What is the "Point" of Solving a System?
Lesson 3 of 13
Objective: Students will be able to connect to the meaning of solving a system of equations. Namely, that a line is made up from an infinite number of points that make that line's equation true. If we find a point that is on both lines that it has to make both equations true. Also that the other points on the line do not make both equations true.
Environment: Students should be reorganized for this task so that they are grouped homogeneously. This way each partnership can work at a pace that is suited for both members and I can sit with students who need more direct help.
This powerpoint should be used to demonstrate the meaning of the solution to a system of equations. Students are usually great at graphing lines and finding out where they cross but don't connect this with the fact that the solution makes both equations true. In this opening students are walked through this understanding step by step so that they can see and understand this connection.
Slide 3: Allow students a few minutes to come up with a series of points for each equation on their own. Then do a think pair share so that students can compare strategies around how they came up with the points (e.g. by looking at the graph and noticing a pattern, using the formula or equation, some other way). When students share out as a class you can use non-verbal cues (thumbs up/thumbs down) to determine how many other students used a similar strategy. All students to see, through their sharing of ideas, that when the x and y values for each point on the line are substituted into the equation it makes the equation true.
Slide 4: If students complete the task in slide 3 successfully, they will see how the point that the two functions have in common will make both equations true. However, I also like to have students pick a couple of points on the red line and show that they do not make the blue equation true. This serves to solidify the fact that the point where the two lines cross is the only point whose coordinates will satisfy both equations.

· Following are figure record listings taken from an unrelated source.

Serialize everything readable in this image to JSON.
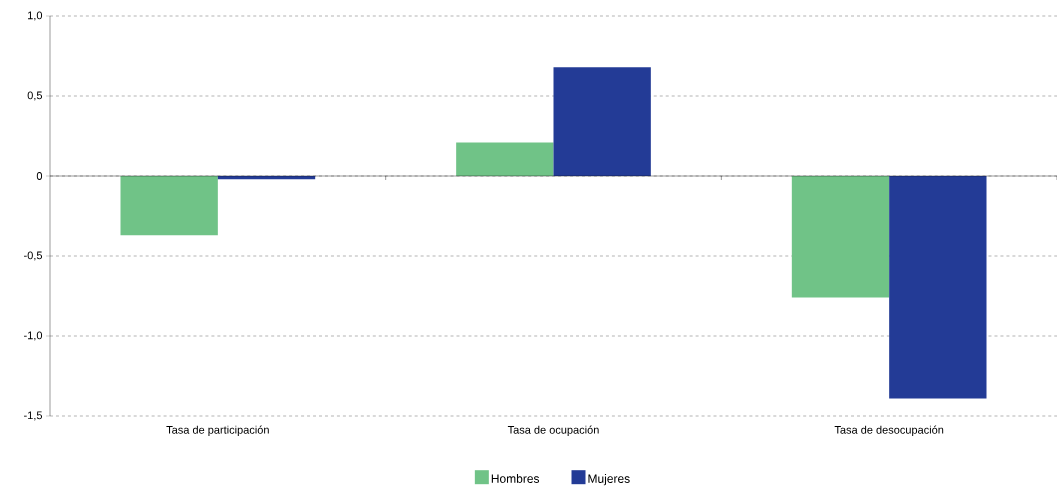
{
  "chart_data": {
    "type": "bar",
    "categories": [
      "Tasa de participación",
      "Tasa de ocupación",
      "Tasa de desocupación"
    ],
    "series": [
      {
        "name": "Hombres",
        "color": "#70c387",
        "values": [
          -0.37,
          0.21,
          -0.76
        ]
      },
      {
        "name": "Mujeres",
        "color": "#233b96",
        "values": [
          -0.02,
          0.68,
          -1.39
        ]
      }
    ],
    "ylim": [
      -1.5,
      1.0
    ],
    "yticks": [
      {
        "value": -1.5,
        "label": "-1,5"
      },
      {
        "value": -1.0,
        "label": "-1,0"
      },
      {
        "value": -0.5,
        "label": "-0,5"
      },
      {
        "value": 0,
        "label": "0"
      },
      {
        "value": 0.5,
        "label": "0,5"
      },
      {
        "value": 1.0,
        "label": "1,0"
      }
    ],
    "grid": "y",
    "legend": "bottom"
  }
}
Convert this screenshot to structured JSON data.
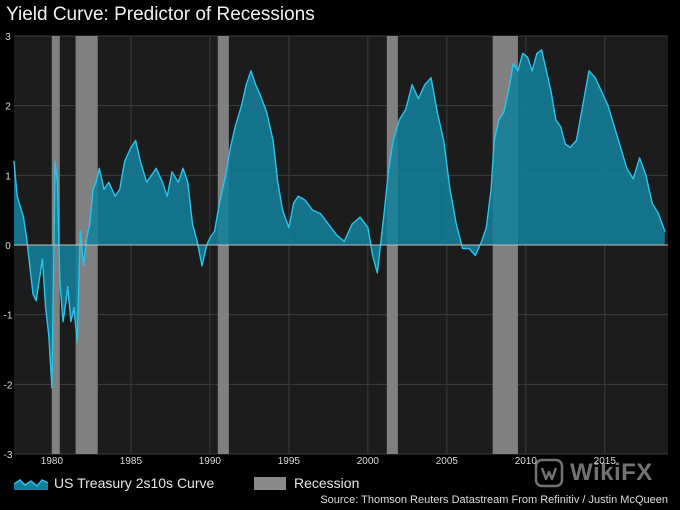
{
  "title": "Yield Curve: Predictor of Recessions",
  "legend": {
    "series_label": "US Treasury 2s10s Curve",
    "recession_label": "Recession"
  },
  "source": "Source: Thomson Reuters Datastream From Refinitiv / Justin McQueen",
  "watermark": "WikiFX",
  "colors": {
    "series_line": "#29c4ec",
    "series_fill": "#137e9a",
    "recession": "#808080",
    "background": "#000000",
    "plot_background": "#1c1c1c",
    "grid": "#3c3c3c"
  },
  "chart_data": {
    "type": "area",
    "title": "Yield Curve: Predictor of Recessions",
    "xlabel": "",
    "ylabel": "",
    "xlim": [
      1977.6,
      2019.0
    ],
    "ylim": [
      -3,
      3
    ],
    "x_ticks": [
      1980,
      1985,
      1990,
      1995,
      2000,
      2005,
      2010,
      2015
    ],
    "y_ticks": [
      -3,
      -2,
      -1,
      0,
      1,
      2,
      3
    ],
    "grid": true,
    "legend_position": "bottom-left",
    "recessions": [
      [
        1980.0,
        1980.5
      ],
      [
        1981.5,
        1982.9
      ],
      [
        1990.5,
        1991.2
      ],
      [
        2001.2,
        2001.9
      ],
      [
        2007.9,
        2009.5
      ]
    ],
    "series": [
      {
        "name": "US Treasury 2s10s Curve",
        "x": [
          1977.6,
          1977.8,
          1978.0,
          1978.2,
          1978.4,
          1978.6,
          1978.8,
          1979.0,
          1979.2,
          1979.4,
          1979.6,
          1979.8,
          1980.0,
          1980.1,
          1980.2,
          1980.35,
          1980.5,
          1980.7,
          1980.9,
          1981.0,
          1981.2,
          1981.4,
          1981.6,
          1981.8,
          1982.0,
          1982.2,
          1982.4,
          1982.6,
          1982.8,
          1983.0,
          1983.3,
          1983.6,
          1984.0,
          1984.3,
          1984.6,
          1985.0,
          1985.3,
          1985.6,
          1986.0,
          1986.3,
          1986.6,
          1987.0,
          1987.3,
          1987.6,
          1988.0,
          1988.3,
          1988.6,
          1988.9,
          1989.2,
          1989.5,
          1989.8,
          1990.0,
          1990.3,
          1990.6,
          1991.0,
          1991.3,
          1991.6,
          1992.0,
          1992.3,
          1992.6,
          1992.9,
          1993.2,
          1993.6,
          1994.0,
          1994.3,
          1994.6,
          1995.0,
          1995.3,
          1995.6,
          1996.0,
          1996.5,
          1997.0,
          1997.5,
          1998.0,
          1998.5,
          1999.0,
          1999.5,
          2000.0,
          2000.3,
          2000.6,
          2001.0,
          2001.3,
          2001.6,
          2002.0,
          2002.4,
          2002.8,
          2003.2,
          2003.6,
          2004.0,
          2004.4,
          2004.8,
          2005.2,
          2005.6,
          2006.0,
          2006.4,
          2006.8,
          2007.2,
          2007.5,
          2007.8,
          2008.0,
          2008.3,
          2008.6,
          2008.9,
          2009.2,
          2009.5,
          2009.8,
          2010.1,
          2010.4,
          2010.7,
          2011.0,
          2011.3,
          2011.6,
          2011.9,
          2012.2,
          2012.5,
          2012.8,
          2013.2,
          2013.6,
          2014.0,
          2014.4,
          2014.8,
          2015.2,
          2015.6,
          2016.0,
          2016.4,
          2016.8,
          2017.2,
          2017.6,
          2018.0,
          2018.4,
          2018.8
        ],
        "values": [
          1.2,
          0.7,
          0.55,
          0.4,
          0.1,
          -0.3,
          -0.7,
          -0.8,
          -0.5,
          -0.2,
          -0.9,
          -1.3,
          -2.05,
          -0.5,
          1.2,
          0.9,
          -0.5,
          -1.1,
          -0.8,
          -0.6,
          -1.1,
          -0.9,
          -1.4,
          0.2,
          -0.3,
          0.1,
          0.3,
          0.8,
          0.9,
          1.1,
          0.8,
          0.9,
          0.7,
          0.8,
          1.2,
          1.4,
          1.5,
          1.2,
          0.9,
          1.0,
          1.1,
          0.9,
          0.7,
          1.05,
          0.9,
          1.1,
          0.9,
          0.3,
          0.05,
          -0.3,
          0.0,
          0.1,
          0.2,
          0.6,
          1.0,
          1.4,
          1.7,
          2.0,
          2.3,
          2.5,
          2.3,
          2.15,
          1.9,
          1.5,
          0.9,
          0.5,
          0.25,
          0.6,
          0.7,
          0.65,
          0.5,
          0.45,
          0.3,
          0.15,
          0.05,
          0.3,
          0.4,
          0.25,
          -0.15,
          -0.4,
          0.4,
          1.05,
          1.5,
          1.8,
          1.95,
          2.3,
          2.1,
          2.3,
          2.4,
          1.9,
          1.5,
          0.8,
          0.3,
          -0.05,
          -0.05,
          -0.15,
          0.05,
          0.25,
          0.8,
          1.5,
          1.8,
          1.9,
          2.2,
          2.6,
          2.5,
          2.75,
          2.7,
          2.5,
          2.75,
          2.8,
          2.5,
          2.2,
          1.8,
          1.7,
          1.45,
          1.4,
          1.5,
          2.0,
          2.5,
          2.4,
          2.2,
          2.0,
          1.7,
          1.4,
          1.1,
          0.95,
          1.25,
          1.0,
          0.6,
          0.45,
          0.2
        ]
      }
    ]
  }
}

Students can have the opportunity to practice solving systems of equations graphically and then using their solutions to show that it makes both equations true. The repetition in this investigation allows students to deepen their understanding of this concept while extending their understanding to systems with no solutions and infinite solutions.
Extention/scaffolds: During this lesson, I will often pull a small group of students who is having difficulty graphing equations and work with them on both the graphing aspect and the substitution of the solution into each equation.
This ticket out the door question will allow you to see quickly which students have acquired the understanding from the lesson and the explanation that accompanies their solution will help you guage the depth of the understanding. This information can be used in order to form groups for the next two days of modeling investigations.